Under my interpretation, Obama really meant what he said about the reset in policy toward Russia. But not everyone in his administration is on his wavelength, and the dissenters include not only a few quasi-neoconservatives and their neo-liberal fellow travelers but also humanitarian liberals who have a kneejerk negative reaction against Putin. Instead of being weak toward Russia as his critics contend, Obama's failing would seem to be his weakness toward members of his administration and outside elites that have pushed him in a more militant direction. That has been illustrated in his earlier policy changes, such as his move away from his initial non-interventionist position on Libya and Syria. He was able to escape from launching a bombing attack on Syria only thanks to the grass-roots opposition of the American people, reflected in opposition in Congress, combined with the plan put forth by Putin for Syria to voluntarily relinquish its chemical weapons. [33]

 
The whole crisis in Ukraine will hurt the countries involved. The sanctions by the United States and Europe, and the counter-sanctions by Russia will do considerable harm to their already fragile economies even though alternate trading arrangements probably will emerge. Many of the European states are heavily dependent on the Russian market and even more so on vital energy resources, especially natural gas.
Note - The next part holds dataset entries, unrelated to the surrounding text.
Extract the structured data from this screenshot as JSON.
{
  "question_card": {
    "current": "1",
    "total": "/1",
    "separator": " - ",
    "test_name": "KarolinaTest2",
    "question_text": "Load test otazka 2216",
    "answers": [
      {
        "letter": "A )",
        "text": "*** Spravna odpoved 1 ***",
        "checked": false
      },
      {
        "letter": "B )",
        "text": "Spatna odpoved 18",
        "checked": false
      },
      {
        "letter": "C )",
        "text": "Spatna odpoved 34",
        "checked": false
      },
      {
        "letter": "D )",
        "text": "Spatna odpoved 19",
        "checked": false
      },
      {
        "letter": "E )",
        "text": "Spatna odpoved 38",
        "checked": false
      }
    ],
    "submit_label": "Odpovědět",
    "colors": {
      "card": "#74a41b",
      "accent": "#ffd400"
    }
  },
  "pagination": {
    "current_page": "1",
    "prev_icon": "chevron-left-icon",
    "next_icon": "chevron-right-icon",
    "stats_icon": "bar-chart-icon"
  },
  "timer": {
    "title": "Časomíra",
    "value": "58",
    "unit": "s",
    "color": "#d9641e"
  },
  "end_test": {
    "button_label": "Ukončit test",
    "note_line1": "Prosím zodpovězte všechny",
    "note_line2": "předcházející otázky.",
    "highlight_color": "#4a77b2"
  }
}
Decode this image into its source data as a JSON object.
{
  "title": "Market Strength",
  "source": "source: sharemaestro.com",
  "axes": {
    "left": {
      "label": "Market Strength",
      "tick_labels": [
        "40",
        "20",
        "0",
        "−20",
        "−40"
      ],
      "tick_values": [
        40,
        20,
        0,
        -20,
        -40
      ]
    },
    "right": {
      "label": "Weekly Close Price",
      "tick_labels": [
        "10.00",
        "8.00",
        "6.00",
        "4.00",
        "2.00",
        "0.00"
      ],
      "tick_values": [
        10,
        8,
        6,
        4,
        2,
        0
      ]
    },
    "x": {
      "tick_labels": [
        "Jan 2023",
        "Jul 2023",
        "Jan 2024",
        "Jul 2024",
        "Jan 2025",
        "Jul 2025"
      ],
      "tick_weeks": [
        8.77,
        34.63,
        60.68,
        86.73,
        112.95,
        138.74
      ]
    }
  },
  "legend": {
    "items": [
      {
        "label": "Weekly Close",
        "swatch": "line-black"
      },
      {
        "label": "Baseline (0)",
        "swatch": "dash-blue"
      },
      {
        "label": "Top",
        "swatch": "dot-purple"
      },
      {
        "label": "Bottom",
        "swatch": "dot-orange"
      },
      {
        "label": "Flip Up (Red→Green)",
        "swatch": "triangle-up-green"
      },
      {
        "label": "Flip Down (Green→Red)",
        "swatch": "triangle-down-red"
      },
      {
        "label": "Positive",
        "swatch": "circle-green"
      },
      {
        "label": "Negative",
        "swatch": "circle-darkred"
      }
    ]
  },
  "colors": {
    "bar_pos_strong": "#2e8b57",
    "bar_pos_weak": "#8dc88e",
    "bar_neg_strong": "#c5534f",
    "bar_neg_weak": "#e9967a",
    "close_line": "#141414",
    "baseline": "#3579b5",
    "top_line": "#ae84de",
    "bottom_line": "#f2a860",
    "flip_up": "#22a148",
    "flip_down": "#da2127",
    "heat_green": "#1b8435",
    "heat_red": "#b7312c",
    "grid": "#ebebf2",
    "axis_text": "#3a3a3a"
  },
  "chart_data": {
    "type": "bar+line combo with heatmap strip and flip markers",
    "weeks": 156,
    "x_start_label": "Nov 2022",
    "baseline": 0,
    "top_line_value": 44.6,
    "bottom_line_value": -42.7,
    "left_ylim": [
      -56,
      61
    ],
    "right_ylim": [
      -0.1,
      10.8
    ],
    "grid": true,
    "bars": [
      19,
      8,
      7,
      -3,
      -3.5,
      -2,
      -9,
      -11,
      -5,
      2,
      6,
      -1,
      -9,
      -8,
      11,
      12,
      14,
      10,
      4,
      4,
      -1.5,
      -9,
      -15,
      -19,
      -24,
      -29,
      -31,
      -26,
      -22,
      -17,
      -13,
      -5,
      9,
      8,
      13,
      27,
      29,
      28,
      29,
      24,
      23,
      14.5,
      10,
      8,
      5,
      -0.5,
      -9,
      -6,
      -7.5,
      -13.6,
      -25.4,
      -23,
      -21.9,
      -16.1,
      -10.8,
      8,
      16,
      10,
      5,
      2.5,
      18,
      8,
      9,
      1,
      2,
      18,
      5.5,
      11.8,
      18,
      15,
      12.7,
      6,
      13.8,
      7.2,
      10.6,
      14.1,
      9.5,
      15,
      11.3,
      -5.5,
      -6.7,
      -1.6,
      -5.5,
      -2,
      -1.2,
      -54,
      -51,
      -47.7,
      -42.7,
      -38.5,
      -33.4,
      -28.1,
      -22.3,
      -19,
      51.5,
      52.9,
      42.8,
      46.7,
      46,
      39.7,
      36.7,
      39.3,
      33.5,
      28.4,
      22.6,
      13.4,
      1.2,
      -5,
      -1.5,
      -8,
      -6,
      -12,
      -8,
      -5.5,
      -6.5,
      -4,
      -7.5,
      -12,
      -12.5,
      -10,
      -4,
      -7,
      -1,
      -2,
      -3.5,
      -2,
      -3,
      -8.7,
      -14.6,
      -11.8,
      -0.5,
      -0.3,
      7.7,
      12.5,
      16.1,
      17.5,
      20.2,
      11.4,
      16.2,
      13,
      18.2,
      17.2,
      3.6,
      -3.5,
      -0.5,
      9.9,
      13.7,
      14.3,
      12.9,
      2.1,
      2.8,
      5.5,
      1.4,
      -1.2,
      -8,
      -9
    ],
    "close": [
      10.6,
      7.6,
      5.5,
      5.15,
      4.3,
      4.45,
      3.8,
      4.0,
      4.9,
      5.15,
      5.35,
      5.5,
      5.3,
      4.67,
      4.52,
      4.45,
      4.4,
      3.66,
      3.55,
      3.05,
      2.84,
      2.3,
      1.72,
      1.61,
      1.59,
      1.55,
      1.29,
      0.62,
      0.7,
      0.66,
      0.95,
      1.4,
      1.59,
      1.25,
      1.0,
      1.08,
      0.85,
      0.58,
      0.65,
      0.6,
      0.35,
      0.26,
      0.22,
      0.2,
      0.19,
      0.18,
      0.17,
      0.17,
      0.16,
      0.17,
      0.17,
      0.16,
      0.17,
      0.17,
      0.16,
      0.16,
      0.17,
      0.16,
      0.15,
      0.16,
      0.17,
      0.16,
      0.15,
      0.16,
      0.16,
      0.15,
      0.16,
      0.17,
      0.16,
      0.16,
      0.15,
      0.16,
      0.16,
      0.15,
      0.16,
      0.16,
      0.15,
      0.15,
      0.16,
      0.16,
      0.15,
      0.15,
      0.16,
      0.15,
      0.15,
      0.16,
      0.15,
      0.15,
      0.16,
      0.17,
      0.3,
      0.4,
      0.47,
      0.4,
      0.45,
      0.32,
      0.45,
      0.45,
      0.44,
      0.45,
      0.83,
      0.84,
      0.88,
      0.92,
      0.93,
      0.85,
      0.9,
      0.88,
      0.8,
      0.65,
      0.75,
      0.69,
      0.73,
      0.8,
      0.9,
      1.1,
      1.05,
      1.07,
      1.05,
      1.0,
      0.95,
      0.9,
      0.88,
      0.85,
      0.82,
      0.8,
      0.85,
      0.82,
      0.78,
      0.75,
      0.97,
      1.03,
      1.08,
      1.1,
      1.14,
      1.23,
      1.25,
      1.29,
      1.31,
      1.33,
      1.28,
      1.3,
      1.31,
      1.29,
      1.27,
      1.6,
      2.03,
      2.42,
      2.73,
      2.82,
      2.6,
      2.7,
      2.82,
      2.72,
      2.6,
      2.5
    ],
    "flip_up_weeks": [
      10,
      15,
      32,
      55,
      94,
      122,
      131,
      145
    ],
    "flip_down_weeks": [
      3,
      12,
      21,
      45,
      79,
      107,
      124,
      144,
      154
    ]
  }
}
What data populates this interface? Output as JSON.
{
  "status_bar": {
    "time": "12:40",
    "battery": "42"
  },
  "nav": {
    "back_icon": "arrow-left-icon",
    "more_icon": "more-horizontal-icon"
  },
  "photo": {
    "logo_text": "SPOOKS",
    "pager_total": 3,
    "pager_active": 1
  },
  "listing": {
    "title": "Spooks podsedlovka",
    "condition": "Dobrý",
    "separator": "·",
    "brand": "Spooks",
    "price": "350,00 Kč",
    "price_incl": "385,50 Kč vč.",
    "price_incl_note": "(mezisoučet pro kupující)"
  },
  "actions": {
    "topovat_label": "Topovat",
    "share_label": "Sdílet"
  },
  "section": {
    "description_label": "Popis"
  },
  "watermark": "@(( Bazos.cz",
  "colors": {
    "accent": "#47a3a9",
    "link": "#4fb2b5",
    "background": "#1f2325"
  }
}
Some commentators have maintained that the United States could replace Russia in providing Europe with gas. However, even though America has recently become the world's largest producer of natural gas, with its mastery of new hydraulic fracturing (fracking) and horizontal drilling technology, it will not have the capability to liquefy and export the gas produced for a number of years, given the need to construct the requisite infrastructure. [34]

In the case of Russia, its stock market has been falling and the value of the ruble declining. Sanctions imposed by the United States and the European Union would likely push Russia's already dicey economy, whose growth rate had virtually stopped before the Ukrainian crisis, toward a recession. [35]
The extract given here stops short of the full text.